Ideally, a mediocre writer will target an audience that is really angry but doesn't know why. It's a mediocre writer's job to tell them why they are angry. In that respect, Matt Walsh has the recipe for success. He features a steady stream of posts about abortion, transgenderism, promiscious Millenials, and Beyonce's babies. Topics like that are a perfect way to get those indignant juices flowing.

2. Know your enemy. 
As a rule, mediocre writers lack the persuasive ability to engage with normal, reasonable people. So don't try. The best mediocre writers have have a gift for finding the most abnormal, irrational fringes of society--incest activists, for example--and writing as if they represent the popular mainstream. 

A mediocre writer that is having trouble finding a straw man can simply make up a foil that doesn't actually exist, like feminists who want to murder children or scout leaders who give out merit badges for sexual experimentation


Remember, mediocre writers won't draw a crowd by illuminating the nuances of controversial topics. They should make their enemies as one-dimensional as possible so as to tickle their readers' angry bones most effectively.


3. Throw logic out the window.  

The beauty of being a mediocre writer is that mediocre writers aren't constrained by traditional rules of logic. Angry people just don't expect the kind of justified inferences and careful reasoning that characterizes more polished work. 

The key is to make non sequitur sound logical. Take this example from Matt Walsh's blog: according to Walsh, allowing people to vote without paying taxes is a form of "taxation without representation." See what he did there? (Hint: representation without taxation and taxation without representation are not at all the same thing.) 

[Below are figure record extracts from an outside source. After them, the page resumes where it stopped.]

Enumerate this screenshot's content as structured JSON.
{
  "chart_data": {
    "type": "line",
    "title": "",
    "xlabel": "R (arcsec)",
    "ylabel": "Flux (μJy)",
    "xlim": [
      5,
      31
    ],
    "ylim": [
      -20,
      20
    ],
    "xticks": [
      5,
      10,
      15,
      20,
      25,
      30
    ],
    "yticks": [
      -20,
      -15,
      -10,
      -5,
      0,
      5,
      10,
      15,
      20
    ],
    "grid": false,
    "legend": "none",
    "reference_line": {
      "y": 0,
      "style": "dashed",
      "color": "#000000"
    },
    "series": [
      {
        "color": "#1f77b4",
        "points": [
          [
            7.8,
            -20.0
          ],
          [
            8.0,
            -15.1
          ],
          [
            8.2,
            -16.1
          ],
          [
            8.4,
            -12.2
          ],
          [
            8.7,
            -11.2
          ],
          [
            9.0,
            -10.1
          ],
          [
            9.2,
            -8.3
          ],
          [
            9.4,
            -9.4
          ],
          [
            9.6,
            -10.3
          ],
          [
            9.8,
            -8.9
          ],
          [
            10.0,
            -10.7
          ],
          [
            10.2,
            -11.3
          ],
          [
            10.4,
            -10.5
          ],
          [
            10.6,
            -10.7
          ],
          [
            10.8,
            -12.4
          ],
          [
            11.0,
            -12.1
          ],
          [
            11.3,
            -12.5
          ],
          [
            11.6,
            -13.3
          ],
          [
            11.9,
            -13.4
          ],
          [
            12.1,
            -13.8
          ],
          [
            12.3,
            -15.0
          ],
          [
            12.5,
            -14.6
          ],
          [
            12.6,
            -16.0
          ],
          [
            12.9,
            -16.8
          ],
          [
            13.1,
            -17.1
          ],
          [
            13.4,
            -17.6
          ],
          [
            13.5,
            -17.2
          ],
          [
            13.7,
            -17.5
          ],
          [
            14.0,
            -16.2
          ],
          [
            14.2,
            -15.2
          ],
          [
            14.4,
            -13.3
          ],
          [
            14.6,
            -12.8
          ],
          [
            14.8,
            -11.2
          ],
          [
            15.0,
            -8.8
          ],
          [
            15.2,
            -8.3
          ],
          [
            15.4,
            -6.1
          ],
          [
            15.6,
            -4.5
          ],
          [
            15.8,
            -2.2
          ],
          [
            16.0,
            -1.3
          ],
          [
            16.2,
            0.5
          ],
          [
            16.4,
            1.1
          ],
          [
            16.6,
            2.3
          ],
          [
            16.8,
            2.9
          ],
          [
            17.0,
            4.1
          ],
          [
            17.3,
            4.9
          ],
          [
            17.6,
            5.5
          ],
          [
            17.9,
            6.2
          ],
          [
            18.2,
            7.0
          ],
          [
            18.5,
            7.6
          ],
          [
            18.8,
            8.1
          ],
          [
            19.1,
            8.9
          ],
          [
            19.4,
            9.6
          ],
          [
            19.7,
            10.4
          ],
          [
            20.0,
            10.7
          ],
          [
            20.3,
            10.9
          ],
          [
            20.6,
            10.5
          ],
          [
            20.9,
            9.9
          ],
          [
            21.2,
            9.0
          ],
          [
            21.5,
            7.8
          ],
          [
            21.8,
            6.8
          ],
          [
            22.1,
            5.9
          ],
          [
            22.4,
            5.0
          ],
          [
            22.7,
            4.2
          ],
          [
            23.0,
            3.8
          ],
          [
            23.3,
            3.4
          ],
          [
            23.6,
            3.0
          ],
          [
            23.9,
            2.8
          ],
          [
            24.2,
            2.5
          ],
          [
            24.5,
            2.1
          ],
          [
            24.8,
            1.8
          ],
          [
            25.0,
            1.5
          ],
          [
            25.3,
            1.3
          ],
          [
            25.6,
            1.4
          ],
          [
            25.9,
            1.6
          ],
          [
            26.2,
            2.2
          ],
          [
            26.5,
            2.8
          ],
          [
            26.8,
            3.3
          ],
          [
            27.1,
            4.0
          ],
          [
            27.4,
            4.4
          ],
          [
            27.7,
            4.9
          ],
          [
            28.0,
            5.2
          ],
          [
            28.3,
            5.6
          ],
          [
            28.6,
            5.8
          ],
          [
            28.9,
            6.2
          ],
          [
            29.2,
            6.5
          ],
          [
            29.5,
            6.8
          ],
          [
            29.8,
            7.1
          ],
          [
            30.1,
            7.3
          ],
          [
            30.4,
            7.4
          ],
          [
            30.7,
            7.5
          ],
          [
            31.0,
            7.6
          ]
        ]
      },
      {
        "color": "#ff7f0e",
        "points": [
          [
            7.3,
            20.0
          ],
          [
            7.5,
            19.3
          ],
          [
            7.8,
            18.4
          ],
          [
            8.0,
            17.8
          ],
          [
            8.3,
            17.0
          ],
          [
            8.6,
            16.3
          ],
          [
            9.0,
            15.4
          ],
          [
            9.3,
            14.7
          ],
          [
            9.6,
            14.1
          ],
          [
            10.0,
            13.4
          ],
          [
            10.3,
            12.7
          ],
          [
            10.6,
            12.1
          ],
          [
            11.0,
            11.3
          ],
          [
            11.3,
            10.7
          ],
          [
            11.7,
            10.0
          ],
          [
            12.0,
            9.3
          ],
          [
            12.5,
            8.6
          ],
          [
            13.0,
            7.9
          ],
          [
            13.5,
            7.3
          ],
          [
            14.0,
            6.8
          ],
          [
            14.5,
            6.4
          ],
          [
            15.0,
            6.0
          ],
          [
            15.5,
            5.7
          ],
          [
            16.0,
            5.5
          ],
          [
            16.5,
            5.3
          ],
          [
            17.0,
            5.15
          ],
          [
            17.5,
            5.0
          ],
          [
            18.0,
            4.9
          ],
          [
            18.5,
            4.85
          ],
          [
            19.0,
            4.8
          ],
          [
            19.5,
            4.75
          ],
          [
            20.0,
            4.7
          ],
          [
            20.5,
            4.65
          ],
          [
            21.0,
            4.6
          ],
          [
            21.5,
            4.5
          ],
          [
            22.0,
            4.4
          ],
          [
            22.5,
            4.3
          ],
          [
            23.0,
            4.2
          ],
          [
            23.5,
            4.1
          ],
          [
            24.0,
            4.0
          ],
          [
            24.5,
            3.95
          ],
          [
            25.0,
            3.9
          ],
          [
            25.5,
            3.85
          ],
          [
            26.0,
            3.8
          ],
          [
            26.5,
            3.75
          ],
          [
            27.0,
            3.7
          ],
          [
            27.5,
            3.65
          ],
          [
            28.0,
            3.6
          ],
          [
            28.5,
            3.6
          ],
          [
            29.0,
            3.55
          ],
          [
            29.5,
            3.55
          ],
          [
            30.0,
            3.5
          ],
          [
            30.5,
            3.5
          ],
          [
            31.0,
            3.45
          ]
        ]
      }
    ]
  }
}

Once a mediocre writer breaks the shackles of reason, he will be amazed at the creative arguments that he can make.

4. Use insults.  Insults serve as a suitable substitute for logic as a centerpiece of a mediocre writer's work. If you were bullied in junior high, a blog can be a great place to vent all the rage that you've been suppressing. Matt Walsh, by all appearances, was picked on by the gay, feminist, and liberal bullies at his school, and now uses his blog to compile all of the feisty comebacks that would have earned him a swirly in 2001.

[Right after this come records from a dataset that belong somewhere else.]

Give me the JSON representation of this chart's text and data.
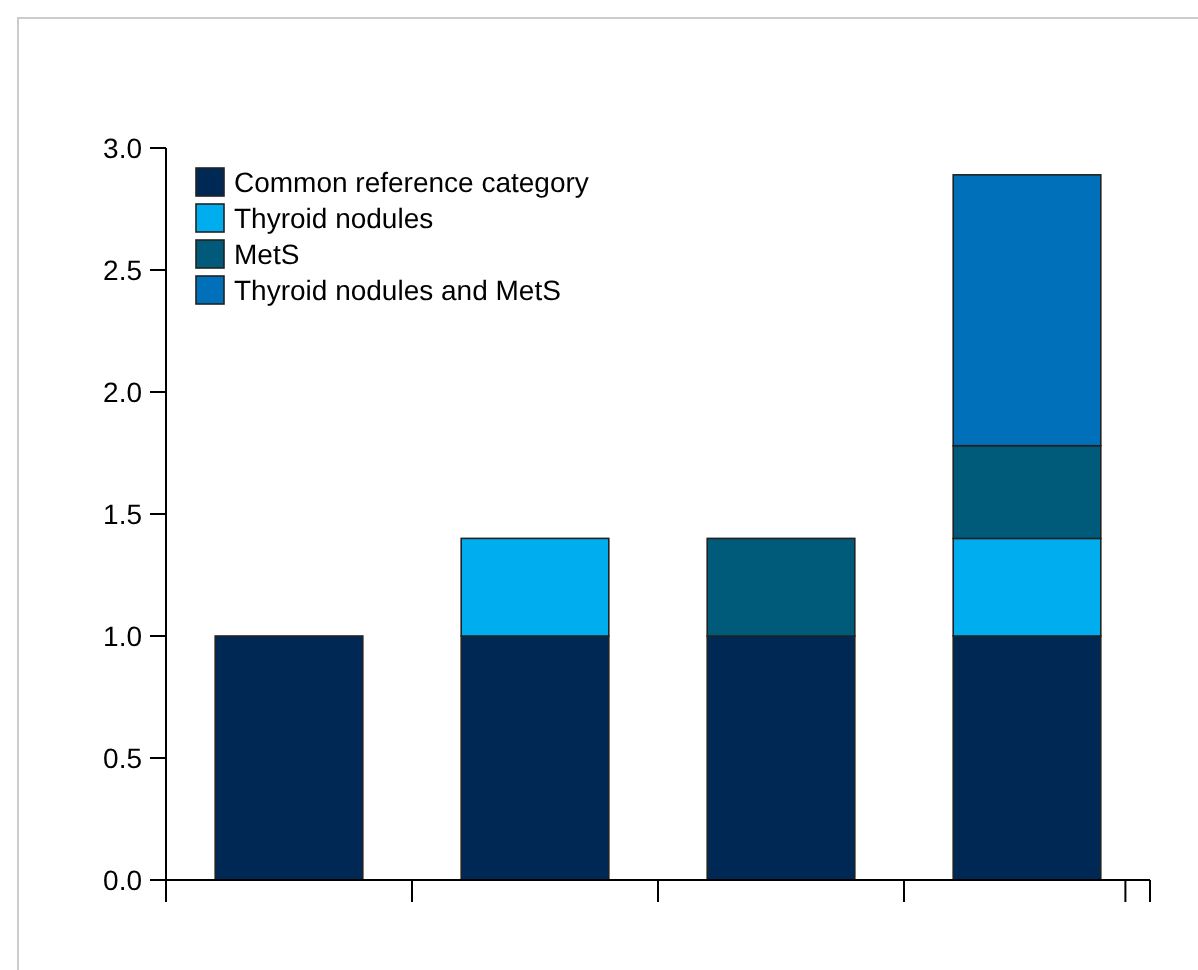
{
  "chart_data": {
    "type": "bar",
    "stacked": true,
    "categories": [
      null,
      null,
      null,
      null
    ],
    "series": [
      {
        "name": "Common reference category",
        "color": "#002855",
        "values": [
          1.0,
          1.0,
          1.0,
          1.0
        ]
      },
      {
        "name": "Thyroid nodules",
        "color": "#00aeef",
        "values": [
          null,
          0.4,
          null,
          0.4
        ]
      },
      {
        "name": "MetS",
        "color": "#005a7a",
        "values": [
          null,
          null,
          0.4,
          0.38
        ]
      },
      {
        "name": "Thyroid nodules and MetS",
        "color": "#0070bb",
        "values": [
          null,
          null,
          null,
          1.11
        ]
      }
    ],
    "ylim": [
      0,
      3
    ],
    "yticks": [
      {
        "value": 0,
        "label": "0.0"
      },
      {
        "value": 0.5,
        "label": "0.5"
      },
      {
        "value": 1,
        "label": "1.0"
      },
      {
        "value": 1.5,
        "label": "1.5"
      },
      {
        "value": 2,
        "label": "2.0"
      },
      {
        "value": 2.5,
        "label": "2.5"
      },
      {
        "value": 3,
        "label": "3.0"
      }
    ],
    "grid": false,
    "legend": "top left"
  }
}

6. Talk about Jesus a lot. A mediocre writer can effectively camouflage questionable logic by claiming to have the savior of mankind on his side. 

Also, picking on liberals can feel a little unwholesome after awhile, even for angry people. So the mediocre writer should throw in enough Jesus-talk for the audience to feel that its indignation is of the righteous variety.

5. Use hyperbole. Mediocre writers use this a lot. So use it until your readers' heads explode.